Cosa accadrebbe in un Paese normale
In un paese normale una professoressa che invita i propri studenti ad isolare un compagno definendolo scimpanzé sarebbe immediatamente sospesa e sarebbe avviata una procedura di licenziamento. Ha tradito la costituzione e tutti i suoi valori.

Nel suo tweet di oggi, Laura riassume bene cosa accadrebbe in un Paese normale:

In un paese normale una professoressa che invita i propri studenti ad isolare un compagno definendolo scimpanzé sarebbe immediatamente sospesa e sarebbe avviata una procedura di licenziamento. Ha tradito la costituzione e tutti i suoi valori.

Il problema non è che l’Italia non sia un Paese normale, il problema è che il mondo non è mai stato normale. Sebbene lo neghiamo a noi stessi,  il razzismo è fin troppo presente. I libri di storia sono pieni di episodi di razzismo. Alcuni di questi, molto importanti, risalgono agli anni trenta del XX secolo, perciò non sono tanto distanti da noi ed hanno riguardato – in qualche misura – anche l’Italia.
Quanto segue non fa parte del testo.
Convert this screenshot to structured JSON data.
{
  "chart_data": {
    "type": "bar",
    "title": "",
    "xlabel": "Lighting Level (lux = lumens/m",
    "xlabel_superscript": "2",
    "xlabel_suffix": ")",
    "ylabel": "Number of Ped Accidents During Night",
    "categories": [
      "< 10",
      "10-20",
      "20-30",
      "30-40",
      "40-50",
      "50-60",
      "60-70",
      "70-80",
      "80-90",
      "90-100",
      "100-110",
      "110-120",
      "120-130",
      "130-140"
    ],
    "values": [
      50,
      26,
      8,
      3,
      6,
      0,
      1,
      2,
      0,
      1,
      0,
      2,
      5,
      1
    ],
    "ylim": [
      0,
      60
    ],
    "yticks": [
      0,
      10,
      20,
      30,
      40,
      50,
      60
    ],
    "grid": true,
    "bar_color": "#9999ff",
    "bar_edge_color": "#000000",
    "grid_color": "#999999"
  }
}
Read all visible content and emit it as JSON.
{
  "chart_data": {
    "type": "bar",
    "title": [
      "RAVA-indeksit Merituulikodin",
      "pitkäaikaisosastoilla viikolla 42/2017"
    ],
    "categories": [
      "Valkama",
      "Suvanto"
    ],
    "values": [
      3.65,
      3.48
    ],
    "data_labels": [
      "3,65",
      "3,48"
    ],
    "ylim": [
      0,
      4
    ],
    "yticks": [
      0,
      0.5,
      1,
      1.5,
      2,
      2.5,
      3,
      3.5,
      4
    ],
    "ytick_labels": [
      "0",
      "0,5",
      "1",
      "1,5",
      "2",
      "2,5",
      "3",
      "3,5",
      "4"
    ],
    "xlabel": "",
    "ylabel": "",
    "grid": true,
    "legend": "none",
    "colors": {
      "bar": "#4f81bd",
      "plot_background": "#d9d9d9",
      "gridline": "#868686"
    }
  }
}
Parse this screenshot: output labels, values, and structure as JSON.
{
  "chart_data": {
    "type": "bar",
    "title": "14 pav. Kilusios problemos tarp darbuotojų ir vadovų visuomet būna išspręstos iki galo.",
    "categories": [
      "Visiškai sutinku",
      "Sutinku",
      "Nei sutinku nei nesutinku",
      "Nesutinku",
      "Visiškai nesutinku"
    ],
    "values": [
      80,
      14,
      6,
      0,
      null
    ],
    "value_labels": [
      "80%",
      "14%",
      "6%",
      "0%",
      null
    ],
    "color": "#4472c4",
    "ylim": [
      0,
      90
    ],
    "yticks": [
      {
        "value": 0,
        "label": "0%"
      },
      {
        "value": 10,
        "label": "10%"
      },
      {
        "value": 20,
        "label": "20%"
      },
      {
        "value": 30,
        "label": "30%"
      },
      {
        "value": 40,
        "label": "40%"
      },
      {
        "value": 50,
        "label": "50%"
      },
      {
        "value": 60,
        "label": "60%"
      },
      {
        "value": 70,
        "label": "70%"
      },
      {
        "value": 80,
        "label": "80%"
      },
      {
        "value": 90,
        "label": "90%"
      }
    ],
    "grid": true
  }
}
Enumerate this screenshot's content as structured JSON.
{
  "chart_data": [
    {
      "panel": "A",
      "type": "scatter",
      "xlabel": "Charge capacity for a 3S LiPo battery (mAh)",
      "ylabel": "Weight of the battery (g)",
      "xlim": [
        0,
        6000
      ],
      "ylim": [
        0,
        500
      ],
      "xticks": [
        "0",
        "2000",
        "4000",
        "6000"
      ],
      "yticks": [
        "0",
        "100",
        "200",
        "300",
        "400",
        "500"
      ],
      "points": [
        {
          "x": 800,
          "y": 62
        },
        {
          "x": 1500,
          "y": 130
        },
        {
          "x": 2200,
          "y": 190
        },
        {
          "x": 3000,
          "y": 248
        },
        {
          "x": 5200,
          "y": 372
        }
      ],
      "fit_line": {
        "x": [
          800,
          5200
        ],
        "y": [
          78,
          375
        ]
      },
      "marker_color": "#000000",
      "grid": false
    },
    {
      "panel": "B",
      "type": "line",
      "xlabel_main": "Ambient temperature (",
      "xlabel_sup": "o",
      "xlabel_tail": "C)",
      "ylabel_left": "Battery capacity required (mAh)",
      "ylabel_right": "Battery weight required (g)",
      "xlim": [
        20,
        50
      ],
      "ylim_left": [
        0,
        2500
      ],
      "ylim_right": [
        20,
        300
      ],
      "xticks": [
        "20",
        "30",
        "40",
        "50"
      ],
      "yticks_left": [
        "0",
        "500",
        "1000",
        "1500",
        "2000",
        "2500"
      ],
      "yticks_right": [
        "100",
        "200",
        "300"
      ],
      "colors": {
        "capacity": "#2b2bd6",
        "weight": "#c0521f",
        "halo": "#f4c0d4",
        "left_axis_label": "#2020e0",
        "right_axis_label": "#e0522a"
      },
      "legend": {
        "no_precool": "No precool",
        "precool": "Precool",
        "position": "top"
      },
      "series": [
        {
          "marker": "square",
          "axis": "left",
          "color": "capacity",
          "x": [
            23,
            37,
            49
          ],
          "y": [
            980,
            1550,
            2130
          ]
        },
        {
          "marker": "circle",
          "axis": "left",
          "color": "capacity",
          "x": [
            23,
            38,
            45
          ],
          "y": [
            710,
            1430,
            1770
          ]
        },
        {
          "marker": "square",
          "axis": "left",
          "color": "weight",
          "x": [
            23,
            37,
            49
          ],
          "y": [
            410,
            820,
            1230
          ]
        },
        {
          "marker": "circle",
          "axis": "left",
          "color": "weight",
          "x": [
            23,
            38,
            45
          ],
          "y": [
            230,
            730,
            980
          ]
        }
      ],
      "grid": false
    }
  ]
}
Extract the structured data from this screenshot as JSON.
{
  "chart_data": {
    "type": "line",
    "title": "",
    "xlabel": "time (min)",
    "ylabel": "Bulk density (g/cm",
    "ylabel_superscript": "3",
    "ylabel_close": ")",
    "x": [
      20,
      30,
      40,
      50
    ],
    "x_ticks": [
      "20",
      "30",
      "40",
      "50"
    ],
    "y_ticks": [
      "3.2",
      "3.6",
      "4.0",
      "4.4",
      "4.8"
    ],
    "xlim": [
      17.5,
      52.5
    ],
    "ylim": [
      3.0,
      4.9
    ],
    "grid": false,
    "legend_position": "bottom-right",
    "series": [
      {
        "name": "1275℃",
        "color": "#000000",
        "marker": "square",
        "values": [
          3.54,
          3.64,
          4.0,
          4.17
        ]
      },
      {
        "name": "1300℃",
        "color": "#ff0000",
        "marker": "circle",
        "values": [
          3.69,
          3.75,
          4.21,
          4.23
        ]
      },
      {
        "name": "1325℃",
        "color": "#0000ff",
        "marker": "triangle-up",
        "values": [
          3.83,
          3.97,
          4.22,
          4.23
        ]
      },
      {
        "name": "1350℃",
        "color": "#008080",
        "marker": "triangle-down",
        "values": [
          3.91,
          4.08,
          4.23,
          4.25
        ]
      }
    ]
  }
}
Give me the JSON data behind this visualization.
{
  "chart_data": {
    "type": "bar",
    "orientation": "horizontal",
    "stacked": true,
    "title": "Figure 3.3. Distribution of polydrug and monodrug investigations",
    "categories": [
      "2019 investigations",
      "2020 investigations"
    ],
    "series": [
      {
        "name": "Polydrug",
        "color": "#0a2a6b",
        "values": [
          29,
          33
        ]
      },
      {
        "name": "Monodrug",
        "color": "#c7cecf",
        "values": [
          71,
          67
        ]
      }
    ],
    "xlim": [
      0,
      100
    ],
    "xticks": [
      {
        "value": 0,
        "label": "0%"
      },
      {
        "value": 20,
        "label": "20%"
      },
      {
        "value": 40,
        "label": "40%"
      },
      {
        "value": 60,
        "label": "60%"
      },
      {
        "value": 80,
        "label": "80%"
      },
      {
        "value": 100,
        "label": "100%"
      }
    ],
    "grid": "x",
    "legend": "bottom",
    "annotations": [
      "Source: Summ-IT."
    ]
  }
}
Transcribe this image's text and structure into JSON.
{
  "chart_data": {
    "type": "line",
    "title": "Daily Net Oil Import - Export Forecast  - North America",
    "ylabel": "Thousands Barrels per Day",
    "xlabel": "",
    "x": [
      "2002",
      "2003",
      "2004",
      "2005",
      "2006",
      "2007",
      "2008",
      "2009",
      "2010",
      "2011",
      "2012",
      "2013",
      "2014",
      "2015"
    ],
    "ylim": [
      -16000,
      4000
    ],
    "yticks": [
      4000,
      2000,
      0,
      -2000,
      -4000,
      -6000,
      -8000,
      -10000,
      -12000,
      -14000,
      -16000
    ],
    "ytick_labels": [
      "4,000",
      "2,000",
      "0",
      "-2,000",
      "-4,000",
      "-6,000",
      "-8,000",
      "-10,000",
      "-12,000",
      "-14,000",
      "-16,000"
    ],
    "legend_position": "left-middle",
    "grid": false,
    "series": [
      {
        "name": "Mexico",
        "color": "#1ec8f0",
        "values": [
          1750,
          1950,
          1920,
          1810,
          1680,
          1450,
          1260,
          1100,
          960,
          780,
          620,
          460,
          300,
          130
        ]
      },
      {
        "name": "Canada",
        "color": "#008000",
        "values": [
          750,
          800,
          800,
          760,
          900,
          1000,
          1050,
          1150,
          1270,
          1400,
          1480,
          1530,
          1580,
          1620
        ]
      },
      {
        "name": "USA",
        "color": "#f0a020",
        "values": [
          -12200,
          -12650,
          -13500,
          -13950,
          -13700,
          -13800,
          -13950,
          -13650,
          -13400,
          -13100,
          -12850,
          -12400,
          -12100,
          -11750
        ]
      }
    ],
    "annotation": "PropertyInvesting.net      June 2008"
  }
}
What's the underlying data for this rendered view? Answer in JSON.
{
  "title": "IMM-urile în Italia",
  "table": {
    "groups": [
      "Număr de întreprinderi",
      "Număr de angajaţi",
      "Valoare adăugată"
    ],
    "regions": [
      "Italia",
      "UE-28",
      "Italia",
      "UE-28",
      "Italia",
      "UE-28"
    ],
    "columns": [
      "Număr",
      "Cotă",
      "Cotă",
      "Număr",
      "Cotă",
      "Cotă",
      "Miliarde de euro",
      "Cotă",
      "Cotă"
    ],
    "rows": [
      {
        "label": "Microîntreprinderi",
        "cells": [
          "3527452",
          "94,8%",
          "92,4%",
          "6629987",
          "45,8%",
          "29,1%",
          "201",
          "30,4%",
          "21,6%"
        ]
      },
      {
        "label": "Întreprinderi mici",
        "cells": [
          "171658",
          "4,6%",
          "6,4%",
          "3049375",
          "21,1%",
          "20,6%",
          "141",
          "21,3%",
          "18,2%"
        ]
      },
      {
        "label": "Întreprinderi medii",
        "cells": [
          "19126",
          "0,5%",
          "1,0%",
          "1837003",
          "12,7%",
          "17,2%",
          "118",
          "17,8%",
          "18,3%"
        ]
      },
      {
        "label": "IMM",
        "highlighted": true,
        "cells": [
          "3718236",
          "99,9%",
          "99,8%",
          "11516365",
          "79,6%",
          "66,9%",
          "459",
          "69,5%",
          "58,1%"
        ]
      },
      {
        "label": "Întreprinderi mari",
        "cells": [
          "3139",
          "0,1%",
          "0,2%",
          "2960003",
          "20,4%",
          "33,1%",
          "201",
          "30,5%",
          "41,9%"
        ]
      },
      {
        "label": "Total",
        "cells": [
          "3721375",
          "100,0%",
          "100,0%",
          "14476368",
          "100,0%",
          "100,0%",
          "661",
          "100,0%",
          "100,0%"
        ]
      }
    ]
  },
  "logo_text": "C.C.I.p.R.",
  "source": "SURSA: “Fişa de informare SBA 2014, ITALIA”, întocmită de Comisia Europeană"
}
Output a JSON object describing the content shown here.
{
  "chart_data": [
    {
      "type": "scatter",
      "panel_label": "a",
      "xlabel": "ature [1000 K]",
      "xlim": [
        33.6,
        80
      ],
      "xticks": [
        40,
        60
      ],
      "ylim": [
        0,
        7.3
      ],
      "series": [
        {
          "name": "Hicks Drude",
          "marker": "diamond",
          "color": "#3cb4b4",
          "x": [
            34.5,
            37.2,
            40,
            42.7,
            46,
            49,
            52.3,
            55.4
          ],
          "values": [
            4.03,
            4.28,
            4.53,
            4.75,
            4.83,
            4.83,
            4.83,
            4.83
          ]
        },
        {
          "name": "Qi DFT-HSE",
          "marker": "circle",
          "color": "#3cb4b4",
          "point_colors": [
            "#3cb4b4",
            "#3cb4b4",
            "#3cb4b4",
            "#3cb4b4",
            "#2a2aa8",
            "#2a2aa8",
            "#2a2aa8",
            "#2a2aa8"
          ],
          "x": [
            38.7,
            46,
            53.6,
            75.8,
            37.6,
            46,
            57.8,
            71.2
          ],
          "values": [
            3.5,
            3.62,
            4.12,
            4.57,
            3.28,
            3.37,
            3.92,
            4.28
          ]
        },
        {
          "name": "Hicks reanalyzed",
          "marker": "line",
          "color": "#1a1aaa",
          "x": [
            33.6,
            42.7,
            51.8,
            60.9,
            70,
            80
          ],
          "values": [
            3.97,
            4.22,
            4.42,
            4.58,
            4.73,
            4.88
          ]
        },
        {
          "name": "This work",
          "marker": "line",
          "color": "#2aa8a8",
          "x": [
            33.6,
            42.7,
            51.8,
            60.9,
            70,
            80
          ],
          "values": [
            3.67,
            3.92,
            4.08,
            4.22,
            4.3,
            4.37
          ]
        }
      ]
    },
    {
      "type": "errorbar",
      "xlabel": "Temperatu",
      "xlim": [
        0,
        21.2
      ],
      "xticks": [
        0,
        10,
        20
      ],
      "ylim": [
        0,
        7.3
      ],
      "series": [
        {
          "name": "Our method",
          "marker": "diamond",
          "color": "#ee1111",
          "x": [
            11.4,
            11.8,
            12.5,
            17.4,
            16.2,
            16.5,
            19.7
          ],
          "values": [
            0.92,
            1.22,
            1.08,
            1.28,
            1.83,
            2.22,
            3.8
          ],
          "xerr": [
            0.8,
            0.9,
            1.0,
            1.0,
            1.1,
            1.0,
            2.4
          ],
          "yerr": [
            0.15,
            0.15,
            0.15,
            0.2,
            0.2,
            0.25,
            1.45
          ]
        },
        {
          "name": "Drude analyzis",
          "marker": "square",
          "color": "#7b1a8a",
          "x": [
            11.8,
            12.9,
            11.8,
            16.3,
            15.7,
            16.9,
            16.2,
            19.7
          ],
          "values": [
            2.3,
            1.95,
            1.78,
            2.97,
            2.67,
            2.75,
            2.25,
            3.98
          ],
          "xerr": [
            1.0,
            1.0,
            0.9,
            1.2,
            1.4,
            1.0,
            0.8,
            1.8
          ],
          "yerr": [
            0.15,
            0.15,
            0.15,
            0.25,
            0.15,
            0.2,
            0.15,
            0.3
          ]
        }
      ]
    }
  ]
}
Andando a cercare qualcosa di più recente, per trovarne basta attraversare il Mare Adriatico… o forse no.

L’Italia soffre di un razzismo molto strisciante. Poche volte, come nel caso dell’insegnante, ne veniamo a conoscenza. Tuttavia, è presente molte volte tutti i giorni. Siamo noi stessi razzisti ogni volta che sbuffiamo perché infastiditi dal venditore ambulante che sembra importunarci mentre facciamo shopping.

Stando a questo principio, tutte le persone hanno tradito la Costituzione ed i suoi valori almeno una volta. Non si può pretendere che siano tutti condannati per vilipendio alla Costituzione: sarebbe impossibile.

Per risolvere il problema, basterebbe dedicare qualche approfondimento alla Costituzione nei programmi radiotelevisivi, facendo dei raffronti con la vita di tutti i giorni. Grazie ad internet ed allo streaming, non è difficile raggiungere la popolazione e nemmeno avere una copia della Costituzione a portata di mano, da rileggere ogni sera.